This might be obvious but if you want to kick ass as fast as possible, stick to playing one race. Also focus on learning to perform a basic opening (preferably not some stealth cheese or a turtle, but something relatively balanced between aggressive and safe) smoothly. Just spam that opening. When you're facing random people all the time, they don't know you have already done the same thing ten times in a row to others. When you develop enough consistency with the opening, you will have enough concentration left to scout properly, and won't fall easily to canned rushes. This ensures you reach into midgame often, get to practice your macro in addition to your micro, and when you start mixing things up, you have a familiar yardstick to compare to. You might have to go with 2-3 "main" openings because some of them will work quite poorly against specific races.
Take replays, watch replays. Initially your main interest will be "what was that rush I got rolled with, and how can I dodge it?". Moving into midgame, your focus will be "at which point and why did my opponent initially gain the resource advantage that ended up crushing me later?". Initially the reason is very often that the opponent expands, and you do nothing because you didn't scout him or connect the dots. You need to either expand, use your momentary troop advantage to make the opponent suffer bigger casualties in fighting than you do, or research tech that allows you to really drop the hammer on the opponent a wee bit later. In a pro game, the resource imbalances tend to be the result of successes and defeats in micro battles.

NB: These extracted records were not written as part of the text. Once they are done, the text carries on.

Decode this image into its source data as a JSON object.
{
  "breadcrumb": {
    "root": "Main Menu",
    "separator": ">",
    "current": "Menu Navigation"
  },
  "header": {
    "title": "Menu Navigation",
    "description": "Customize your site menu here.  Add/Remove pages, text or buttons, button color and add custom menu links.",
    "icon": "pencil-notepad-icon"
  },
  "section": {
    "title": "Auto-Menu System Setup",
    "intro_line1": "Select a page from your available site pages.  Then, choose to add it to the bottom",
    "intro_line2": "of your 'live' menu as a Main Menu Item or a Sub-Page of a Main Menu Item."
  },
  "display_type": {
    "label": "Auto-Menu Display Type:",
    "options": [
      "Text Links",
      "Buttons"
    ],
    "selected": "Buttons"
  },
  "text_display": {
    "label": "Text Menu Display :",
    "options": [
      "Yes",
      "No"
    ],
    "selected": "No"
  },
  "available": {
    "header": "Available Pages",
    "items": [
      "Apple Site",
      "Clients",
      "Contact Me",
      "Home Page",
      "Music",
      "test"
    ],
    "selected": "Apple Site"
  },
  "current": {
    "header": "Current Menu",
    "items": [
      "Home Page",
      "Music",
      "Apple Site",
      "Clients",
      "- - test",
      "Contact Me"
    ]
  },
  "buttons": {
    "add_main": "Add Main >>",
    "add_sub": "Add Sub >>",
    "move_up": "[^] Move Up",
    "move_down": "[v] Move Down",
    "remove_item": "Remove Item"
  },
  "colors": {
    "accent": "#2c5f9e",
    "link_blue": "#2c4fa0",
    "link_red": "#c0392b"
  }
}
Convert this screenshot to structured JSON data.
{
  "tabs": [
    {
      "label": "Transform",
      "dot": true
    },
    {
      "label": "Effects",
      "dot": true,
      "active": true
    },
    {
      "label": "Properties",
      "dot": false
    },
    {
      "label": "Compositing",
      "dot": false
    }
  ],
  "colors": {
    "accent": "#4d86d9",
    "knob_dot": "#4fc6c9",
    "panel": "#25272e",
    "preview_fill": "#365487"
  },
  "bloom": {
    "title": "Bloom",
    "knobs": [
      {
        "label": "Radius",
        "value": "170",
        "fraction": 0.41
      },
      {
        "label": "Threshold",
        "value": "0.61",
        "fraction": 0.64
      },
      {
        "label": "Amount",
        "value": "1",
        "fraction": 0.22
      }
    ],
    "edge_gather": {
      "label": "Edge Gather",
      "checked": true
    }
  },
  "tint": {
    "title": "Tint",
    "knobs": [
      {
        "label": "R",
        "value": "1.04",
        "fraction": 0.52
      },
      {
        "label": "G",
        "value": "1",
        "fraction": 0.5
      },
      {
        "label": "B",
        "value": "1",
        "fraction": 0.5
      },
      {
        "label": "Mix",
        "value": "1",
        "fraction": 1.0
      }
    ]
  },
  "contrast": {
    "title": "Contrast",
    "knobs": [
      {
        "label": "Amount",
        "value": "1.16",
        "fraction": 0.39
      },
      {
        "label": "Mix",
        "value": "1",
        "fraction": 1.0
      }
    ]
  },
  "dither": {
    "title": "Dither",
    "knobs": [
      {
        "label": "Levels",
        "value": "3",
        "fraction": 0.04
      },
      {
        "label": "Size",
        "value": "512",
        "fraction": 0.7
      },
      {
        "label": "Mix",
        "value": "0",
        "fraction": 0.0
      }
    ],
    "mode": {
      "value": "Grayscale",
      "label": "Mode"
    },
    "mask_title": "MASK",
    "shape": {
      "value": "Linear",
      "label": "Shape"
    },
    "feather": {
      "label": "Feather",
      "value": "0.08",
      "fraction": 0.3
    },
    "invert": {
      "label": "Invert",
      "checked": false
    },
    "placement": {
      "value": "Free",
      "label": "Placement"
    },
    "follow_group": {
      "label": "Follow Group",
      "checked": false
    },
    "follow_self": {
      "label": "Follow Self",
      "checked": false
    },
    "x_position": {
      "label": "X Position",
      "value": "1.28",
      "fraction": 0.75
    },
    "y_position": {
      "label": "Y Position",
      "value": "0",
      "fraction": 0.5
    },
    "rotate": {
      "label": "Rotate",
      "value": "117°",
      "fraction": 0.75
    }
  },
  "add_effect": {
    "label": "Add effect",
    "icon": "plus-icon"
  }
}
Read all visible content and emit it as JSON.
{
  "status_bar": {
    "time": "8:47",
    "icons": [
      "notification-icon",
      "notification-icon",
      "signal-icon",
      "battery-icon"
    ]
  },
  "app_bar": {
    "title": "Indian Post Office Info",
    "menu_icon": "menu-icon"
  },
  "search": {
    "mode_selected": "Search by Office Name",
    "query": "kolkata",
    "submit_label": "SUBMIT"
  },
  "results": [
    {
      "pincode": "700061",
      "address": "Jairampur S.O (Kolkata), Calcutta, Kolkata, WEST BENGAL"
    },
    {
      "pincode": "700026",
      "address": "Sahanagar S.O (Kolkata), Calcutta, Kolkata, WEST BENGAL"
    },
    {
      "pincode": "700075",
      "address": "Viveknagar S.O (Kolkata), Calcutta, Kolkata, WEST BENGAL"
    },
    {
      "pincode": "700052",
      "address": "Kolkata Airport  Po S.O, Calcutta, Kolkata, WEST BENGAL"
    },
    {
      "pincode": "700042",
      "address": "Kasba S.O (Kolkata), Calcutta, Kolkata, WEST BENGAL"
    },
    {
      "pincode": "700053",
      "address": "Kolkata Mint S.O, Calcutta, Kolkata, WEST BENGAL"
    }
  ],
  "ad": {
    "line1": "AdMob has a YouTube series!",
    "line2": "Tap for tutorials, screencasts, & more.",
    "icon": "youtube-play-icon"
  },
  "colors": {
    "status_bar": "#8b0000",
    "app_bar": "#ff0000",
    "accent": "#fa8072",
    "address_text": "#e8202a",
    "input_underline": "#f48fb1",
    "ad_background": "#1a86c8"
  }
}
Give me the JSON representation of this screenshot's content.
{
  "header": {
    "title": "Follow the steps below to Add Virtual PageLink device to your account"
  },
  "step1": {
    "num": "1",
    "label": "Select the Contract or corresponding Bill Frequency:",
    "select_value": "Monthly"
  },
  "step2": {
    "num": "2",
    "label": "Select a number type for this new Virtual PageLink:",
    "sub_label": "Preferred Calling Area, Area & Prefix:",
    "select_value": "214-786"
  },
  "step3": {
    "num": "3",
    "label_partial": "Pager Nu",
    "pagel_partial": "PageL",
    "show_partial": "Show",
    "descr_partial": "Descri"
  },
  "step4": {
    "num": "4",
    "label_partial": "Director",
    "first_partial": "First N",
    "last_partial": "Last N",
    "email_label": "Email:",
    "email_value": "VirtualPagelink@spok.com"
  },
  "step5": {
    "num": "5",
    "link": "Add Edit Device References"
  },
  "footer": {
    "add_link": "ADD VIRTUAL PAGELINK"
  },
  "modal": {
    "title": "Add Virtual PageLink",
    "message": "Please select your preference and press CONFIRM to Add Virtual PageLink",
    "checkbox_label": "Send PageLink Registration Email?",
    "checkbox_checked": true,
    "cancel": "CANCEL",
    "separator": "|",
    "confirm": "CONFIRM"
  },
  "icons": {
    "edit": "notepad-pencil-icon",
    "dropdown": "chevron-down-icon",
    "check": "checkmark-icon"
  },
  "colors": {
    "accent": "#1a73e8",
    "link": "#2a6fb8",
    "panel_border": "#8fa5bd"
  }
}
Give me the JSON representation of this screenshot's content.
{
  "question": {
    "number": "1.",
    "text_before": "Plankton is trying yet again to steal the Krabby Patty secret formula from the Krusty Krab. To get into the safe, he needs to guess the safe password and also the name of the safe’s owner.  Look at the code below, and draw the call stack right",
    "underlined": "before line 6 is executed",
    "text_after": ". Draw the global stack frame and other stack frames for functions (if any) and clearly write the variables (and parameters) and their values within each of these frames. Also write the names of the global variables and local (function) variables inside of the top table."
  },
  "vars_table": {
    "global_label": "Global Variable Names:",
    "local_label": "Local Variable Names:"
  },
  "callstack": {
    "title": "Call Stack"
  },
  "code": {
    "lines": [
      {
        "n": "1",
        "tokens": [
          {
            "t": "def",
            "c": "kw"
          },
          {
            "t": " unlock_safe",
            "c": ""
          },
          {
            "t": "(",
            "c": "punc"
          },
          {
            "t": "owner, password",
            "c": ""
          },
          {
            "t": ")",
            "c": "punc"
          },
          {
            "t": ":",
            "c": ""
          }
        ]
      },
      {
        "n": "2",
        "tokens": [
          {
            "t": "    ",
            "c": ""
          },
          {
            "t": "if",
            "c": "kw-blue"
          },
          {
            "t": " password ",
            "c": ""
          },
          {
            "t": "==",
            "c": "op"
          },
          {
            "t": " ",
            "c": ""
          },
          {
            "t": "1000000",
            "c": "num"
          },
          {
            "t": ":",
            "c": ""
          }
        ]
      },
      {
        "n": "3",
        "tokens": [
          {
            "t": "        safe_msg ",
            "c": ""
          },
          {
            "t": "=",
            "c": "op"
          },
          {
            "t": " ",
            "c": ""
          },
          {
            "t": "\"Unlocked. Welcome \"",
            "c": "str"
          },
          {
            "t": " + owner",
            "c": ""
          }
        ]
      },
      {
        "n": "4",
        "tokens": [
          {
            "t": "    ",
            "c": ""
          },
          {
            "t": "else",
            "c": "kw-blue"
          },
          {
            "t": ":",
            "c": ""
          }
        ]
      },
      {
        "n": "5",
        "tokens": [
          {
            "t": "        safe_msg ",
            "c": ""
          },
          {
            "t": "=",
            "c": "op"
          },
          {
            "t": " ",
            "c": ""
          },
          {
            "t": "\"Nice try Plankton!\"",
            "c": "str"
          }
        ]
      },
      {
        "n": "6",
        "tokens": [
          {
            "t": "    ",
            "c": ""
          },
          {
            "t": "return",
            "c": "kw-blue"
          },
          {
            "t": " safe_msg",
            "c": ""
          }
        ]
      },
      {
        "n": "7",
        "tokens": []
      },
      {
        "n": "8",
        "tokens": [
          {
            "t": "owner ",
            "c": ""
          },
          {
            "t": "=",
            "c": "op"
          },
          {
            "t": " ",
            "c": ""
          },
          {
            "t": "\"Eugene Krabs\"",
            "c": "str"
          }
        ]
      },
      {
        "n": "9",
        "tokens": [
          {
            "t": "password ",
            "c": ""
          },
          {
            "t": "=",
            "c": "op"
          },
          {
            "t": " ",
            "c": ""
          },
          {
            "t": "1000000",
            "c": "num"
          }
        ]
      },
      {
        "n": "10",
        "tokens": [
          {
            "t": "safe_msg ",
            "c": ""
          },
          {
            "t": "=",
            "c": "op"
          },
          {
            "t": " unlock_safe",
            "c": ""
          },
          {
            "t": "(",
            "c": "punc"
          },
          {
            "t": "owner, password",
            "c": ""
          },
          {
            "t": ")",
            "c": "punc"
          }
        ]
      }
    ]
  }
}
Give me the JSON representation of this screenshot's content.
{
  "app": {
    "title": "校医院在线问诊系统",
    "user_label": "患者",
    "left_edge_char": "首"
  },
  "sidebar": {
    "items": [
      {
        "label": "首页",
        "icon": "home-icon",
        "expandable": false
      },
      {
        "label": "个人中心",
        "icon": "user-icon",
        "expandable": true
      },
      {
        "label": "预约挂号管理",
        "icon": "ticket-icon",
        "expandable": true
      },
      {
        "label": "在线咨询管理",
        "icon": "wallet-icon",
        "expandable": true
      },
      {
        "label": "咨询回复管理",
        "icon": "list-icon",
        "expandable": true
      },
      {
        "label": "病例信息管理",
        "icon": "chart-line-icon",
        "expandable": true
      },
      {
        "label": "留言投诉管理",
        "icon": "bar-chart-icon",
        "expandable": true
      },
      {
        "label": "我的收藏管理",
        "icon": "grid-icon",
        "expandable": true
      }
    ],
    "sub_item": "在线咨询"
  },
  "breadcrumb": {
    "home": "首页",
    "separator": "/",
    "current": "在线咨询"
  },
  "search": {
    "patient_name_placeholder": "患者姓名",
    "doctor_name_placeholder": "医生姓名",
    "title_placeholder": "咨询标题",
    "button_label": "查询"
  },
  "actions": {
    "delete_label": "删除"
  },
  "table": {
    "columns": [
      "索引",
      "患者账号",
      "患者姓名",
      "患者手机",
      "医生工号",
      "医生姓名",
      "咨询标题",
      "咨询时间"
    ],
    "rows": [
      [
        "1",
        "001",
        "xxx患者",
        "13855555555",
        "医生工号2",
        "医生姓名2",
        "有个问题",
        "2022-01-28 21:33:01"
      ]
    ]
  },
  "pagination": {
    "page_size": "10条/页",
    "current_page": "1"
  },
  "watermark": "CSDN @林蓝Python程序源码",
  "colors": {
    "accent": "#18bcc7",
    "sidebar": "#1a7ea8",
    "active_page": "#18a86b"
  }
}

Occasionally, such as during a rush build, you'll be waiting for specific tech before you can build. (Say, storing 600 minerals, 600 gas and 6 unused larvae at your Hatcheries so once your Spire pops you'll have six Mutalisks in one Mutalisk hatch time.) These are exceptions. In general, troops sitting idle and lots of minerals (say, >400) unspent are signs of failure. Invest in mining more minerals, or invest in beating the snot out of your opponent.